Data scientist positions are expected to grow 19% over the next decade, according to a recent report from Burning Glass, which collects and analyzes millions of job postings from across the country. With data increasingly becoming the lifeblood of all organizations, data scientists need to be equipped not only with the right technical skills, but a robust dose of business acumen as well.
Machine Learning/Neural Networks
In 2021, machine learning methods like transfer learning and transformers are drawing a lot of attention because they are rapidly driving innovation in a number of different spaces. For building and training neural networks, PyTorch has a lot of momentum behind it, and Keras and TensorFlow are also commonly used.
There is also a rich ecosystem of software libraries, many open source, that can help accelerate machine learning and data science applications.
“Data scientists can make themselves attractive by demonstrating deep intuition into why and how machine learning algorithms work, which is important for working through challenges that inevitably arise during training and testing,” said Matthew Silver, senior director of data science at Vectra, an AI threat detection and response specialist company. “ONNX, a neural networks standard that facilitates platform, library, and language independent model deployment, helped us streamline our use of AI in production and accelerate our modeling work.”
“Data scientists who are able to walk on the job and start using common software libraries to build models right away are the most competitive, and strong software development skills are a plus in almost all cases,” Silver said.
Data scientists with an understanding of cloud engineering principles and cloud infrastructure are attractive to many employers. That means getting comfortable with one of the big three public cloud providers -- Microsoft, Amazon Web Services, or Google. Each offers a comprehensive set of tools for data scientists for data extraction, data cleansing, visualization, and machine learning purposes.
“I personally look for data scientists familiar with cloud infrastructure, CI/CD pipelines, and automation,” said Phillip Gates-Idem, chief architect at JupiterOne, a provider of cyber asset management and governance solutions. “Data scientists need to have a firm understanding of how to build and utilize tools with cloud infrastructure.”
Statistics, a field of mathematics which seeks to collect and interpret quantitative data using models and representations for a given set of data, is at the core of data science and includes concepts like probability, variability, regression and central tendency.
“If you don’t have an in-depth knowledge of statistics -- the heart of data science -- and how to apply sound mathematical reasoning to the problems you’re working on, then I don’t care how many platforms or languages you can list on your resume,” said Lars Kemmann, principal architect at IT consulting firm Netrix. “I think that’s a challenge in the industry right now -- we get lots of resumes from people who haven’t done the hard work to internalize the scientific method.”

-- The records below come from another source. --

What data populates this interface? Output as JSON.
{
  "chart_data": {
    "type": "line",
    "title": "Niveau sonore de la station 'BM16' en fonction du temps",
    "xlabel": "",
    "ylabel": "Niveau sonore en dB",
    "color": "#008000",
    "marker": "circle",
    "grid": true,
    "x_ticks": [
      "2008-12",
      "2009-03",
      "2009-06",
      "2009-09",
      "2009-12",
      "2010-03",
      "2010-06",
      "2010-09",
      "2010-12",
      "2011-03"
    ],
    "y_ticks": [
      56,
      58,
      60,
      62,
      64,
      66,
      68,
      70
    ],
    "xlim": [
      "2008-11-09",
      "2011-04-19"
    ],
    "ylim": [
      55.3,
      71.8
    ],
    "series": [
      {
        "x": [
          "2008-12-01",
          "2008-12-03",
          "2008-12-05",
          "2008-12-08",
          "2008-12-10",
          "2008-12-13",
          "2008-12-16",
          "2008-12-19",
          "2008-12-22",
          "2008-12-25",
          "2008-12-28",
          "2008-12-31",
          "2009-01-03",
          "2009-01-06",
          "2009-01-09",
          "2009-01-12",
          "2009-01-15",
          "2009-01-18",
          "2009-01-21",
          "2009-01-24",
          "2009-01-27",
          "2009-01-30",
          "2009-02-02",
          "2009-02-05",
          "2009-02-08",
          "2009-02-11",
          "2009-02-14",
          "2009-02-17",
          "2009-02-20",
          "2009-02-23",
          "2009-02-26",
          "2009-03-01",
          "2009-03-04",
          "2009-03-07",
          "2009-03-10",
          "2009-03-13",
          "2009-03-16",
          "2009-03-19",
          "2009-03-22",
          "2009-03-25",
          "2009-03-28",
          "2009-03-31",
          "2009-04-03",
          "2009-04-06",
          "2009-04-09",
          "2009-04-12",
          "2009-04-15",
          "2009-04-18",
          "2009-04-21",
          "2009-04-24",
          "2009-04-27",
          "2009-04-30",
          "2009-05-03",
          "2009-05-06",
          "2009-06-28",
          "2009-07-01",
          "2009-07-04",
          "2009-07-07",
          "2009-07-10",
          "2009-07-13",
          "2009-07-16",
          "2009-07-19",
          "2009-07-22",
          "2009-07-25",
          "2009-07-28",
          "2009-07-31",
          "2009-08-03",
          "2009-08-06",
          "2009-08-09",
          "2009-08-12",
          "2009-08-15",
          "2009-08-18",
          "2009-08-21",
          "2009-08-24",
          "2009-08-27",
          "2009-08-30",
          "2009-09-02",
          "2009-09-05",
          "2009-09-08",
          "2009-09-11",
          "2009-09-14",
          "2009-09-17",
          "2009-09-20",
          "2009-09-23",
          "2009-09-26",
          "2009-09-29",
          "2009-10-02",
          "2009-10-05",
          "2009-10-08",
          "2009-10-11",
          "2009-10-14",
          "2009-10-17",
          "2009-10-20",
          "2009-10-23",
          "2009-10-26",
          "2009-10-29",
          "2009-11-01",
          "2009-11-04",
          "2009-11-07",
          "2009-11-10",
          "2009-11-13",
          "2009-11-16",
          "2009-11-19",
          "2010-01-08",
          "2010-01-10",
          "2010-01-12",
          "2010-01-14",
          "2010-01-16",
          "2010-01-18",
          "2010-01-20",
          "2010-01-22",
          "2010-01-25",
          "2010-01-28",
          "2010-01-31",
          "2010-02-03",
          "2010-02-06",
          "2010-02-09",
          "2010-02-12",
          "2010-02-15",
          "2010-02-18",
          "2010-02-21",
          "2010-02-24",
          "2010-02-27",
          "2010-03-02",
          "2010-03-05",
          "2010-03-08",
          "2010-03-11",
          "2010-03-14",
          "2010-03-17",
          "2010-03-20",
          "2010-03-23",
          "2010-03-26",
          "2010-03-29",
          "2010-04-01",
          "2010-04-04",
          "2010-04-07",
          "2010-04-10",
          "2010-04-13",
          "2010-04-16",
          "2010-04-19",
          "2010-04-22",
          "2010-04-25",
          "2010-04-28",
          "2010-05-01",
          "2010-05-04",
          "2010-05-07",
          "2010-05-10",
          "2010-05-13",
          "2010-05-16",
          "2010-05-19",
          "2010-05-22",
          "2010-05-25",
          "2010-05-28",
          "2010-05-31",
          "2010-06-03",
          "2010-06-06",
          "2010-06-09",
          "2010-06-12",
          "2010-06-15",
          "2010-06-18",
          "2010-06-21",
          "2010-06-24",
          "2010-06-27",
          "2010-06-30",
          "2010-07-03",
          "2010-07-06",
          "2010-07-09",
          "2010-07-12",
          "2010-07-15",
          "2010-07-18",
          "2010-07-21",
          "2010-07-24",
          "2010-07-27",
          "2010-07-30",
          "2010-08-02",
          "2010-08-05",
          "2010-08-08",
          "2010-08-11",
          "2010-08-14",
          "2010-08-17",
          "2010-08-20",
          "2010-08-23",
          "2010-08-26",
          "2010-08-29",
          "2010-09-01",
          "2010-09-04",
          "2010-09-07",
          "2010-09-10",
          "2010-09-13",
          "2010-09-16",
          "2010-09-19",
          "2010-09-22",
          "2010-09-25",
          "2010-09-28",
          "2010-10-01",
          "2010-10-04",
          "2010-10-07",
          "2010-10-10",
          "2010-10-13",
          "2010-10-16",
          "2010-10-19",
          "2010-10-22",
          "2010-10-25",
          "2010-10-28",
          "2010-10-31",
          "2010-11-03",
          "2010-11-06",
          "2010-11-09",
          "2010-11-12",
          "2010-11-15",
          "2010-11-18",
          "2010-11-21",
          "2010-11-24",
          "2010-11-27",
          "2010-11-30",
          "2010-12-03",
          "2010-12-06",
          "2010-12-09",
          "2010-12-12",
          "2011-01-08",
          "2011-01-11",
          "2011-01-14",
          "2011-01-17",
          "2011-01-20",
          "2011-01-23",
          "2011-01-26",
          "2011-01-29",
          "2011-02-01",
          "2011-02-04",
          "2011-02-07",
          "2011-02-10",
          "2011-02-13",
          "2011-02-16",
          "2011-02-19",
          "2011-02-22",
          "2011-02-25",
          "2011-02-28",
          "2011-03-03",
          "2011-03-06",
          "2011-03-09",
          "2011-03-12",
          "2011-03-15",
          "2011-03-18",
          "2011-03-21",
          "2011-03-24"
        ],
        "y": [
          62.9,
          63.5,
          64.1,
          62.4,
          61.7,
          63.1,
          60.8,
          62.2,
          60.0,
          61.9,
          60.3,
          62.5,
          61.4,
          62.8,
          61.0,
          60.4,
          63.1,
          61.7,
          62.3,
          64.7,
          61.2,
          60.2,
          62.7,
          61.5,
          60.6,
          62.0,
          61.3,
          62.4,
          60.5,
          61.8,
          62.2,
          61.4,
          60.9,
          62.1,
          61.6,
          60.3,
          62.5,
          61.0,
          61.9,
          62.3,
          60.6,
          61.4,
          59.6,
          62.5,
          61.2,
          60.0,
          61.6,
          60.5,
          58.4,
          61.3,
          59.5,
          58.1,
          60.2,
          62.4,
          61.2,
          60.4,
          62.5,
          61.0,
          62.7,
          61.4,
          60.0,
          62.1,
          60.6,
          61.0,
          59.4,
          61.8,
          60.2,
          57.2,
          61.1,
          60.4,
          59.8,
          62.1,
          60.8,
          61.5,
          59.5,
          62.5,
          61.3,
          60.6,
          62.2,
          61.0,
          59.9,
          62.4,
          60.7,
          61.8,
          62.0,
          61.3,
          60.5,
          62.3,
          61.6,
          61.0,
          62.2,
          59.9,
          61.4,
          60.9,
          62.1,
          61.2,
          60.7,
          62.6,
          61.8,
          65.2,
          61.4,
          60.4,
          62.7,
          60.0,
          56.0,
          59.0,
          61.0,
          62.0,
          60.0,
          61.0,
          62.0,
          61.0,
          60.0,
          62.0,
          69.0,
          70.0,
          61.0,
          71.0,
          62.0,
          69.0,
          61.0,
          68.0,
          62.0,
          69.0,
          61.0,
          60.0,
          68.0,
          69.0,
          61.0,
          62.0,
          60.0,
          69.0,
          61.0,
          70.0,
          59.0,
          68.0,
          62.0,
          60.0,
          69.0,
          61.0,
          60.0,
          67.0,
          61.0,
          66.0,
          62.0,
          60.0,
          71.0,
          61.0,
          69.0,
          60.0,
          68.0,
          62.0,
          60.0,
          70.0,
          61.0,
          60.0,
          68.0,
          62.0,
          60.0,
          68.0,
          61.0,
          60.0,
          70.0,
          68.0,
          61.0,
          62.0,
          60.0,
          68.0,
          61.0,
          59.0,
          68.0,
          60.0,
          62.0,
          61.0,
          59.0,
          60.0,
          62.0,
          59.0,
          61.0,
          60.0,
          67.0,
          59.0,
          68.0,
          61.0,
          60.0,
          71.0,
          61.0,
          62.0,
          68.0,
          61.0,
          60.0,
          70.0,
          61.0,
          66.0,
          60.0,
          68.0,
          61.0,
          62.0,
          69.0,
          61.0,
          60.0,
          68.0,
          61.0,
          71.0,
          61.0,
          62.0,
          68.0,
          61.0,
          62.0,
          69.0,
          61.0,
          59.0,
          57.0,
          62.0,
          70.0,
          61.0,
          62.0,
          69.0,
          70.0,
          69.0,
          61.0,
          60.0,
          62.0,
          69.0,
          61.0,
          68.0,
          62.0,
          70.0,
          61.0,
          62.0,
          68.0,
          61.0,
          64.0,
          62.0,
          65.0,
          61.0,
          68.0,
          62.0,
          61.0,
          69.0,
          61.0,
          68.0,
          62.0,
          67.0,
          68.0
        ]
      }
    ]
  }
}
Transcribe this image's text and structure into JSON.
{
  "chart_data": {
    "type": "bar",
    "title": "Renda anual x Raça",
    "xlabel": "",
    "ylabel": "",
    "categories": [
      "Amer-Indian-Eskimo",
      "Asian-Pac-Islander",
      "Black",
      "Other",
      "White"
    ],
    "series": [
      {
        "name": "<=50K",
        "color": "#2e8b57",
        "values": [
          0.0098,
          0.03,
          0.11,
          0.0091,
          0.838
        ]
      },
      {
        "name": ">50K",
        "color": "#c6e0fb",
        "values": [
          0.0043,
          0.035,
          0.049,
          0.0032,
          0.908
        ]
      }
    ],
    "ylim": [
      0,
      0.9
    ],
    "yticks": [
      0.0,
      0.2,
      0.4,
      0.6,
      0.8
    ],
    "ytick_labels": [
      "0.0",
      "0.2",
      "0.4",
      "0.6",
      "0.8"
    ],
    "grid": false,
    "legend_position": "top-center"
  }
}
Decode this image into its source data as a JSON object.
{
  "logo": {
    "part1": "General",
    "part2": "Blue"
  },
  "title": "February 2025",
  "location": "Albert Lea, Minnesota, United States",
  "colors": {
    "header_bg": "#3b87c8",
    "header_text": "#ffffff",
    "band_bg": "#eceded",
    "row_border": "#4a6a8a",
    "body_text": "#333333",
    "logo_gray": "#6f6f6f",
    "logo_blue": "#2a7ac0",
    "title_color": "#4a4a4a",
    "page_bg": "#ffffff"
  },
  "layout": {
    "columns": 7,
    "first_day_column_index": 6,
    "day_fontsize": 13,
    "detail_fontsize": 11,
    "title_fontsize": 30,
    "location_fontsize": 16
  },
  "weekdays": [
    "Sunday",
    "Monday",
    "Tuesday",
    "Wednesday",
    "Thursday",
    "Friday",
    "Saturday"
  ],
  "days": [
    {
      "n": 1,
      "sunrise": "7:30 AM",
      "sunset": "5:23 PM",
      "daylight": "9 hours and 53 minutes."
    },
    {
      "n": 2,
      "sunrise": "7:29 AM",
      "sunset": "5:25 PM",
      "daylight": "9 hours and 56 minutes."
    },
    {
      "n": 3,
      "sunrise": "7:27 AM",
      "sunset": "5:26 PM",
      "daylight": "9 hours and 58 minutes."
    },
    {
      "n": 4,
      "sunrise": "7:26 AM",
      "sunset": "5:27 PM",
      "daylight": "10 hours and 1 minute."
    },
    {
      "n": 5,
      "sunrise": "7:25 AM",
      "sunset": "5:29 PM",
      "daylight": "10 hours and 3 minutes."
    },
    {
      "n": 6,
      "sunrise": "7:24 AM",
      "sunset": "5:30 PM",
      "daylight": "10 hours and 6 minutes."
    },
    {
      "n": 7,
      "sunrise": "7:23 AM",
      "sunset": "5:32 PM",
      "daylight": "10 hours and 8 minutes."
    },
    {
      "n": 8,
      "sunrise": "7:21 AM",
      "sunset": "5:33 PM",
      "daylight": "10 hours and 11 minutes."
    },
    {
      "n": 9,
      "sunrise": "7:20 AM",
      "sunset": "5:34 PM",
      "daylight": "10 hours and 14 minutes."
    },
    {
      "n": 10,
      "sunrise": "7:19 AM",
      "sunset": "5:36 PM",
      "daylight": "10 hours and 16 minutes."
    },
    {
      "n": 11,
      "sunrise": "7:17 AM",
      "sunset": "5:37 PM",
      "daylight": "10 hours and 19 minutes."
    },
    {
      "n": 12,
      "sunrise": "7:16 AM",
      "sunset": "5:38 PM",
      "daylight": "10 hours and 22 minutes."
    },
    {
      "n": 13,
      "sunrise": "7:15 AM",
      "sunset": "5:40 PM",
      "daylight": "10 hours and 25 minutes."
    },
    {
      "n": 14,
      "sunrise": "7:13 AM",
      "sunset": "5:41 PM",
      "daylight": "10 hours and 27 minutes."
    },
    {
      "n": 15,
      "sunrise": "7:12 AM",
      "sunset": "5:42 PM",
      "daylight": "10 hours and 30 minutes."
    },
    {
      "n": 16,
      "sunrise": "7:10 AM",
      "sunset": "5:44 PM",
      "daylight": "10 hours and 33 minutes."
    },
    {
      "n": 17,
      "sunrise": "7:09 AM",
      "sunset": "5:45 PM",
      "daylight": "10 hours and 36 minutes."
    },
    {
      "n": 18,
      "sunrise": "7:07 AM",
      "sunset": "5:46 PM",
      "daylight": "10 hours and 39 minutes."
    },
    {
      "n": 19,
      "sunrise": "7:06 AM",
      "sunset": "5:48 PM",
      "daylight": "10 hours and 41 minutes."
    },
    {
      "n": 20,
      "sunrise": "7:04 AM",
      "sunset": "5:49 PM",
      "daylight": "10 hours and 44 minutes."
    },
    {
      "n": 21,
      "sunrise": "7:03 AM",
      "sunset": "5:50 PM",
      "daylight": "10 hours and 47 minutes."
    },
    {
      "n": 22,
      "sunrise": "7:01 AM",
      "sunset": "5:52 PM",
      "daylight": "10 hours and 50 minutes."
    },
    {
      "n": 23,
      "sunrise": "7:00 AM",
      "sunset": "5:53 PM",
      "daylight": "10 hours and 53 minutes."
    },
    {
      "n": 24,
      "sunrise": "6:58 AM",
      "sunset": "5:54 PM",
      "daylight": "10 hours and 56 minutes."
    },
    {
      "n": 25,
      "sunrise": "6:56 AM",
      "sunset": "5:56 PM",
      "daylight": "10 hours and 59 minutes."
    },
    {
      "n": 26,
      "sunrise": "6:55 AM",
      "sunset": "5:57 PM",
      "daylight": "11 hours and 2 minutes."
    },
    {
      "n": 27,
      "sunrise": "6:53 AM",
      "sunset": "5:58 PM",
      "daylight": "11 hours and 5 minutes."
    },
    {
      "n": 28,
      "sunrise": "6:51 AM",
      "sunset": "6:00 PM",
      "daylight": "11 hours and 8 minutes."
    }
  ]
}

Because data science projects can involve long exploration phases, as well as multiple unknowns even late into the game, project management is another key skill for data scientists to have. Adopting an agile methodology, for example, allows data scientists to prioritize and create roadmaps based on requirements and goals.
“It’s often very difficult to predict how long it will take to develop and train a machine learning model, and businesses waiting on updated models or results will often have timelines and planning that suffer due to this unpredictability,” Silver explained. “Data scientists who are able to take ownership over major modeling efforts by understanding limitations from the outset, conveying project status as efforts progress, and predicting when they’ll be able to offer the next meaningful readout, play an important role in our team.”
While the organization’s data may hold remarkable amounts of potential value, no value can be created unless you can uncover those insights and then translate them into actions or business outcomes. Plotly, Tableau, and D3 are among the top data science visualization and storytelling tools in demand today.
“When your client doesn’t understand what you are doing, it’s easy for them to undervalue the work you are putting in, especially in the data prep phase,” Kemmann said. “Clearly explaining the process and the benefits of each step, in a language that your audience can relate to, and supported where possible by appropriate data visualizations, is a key part of your role.”
Data scientists now have more opportunities than ever before to be “hands on” with the data, but that requires a strong understanding of business objectives and the ability to communicate tech jargon clearly. The data scientists that can translate the data into useful terms are the people that are going to be able to add that extra value.
“Being able to translate that data into clean, digestible business information is going to be a huge skill, and data scientists don’t always have those soft skills, or the experience of sitting in a room of executives and be able to clarify their decision-making process,” said Joshua Drew, regional manager at IT staffing firm Robert Half Technology.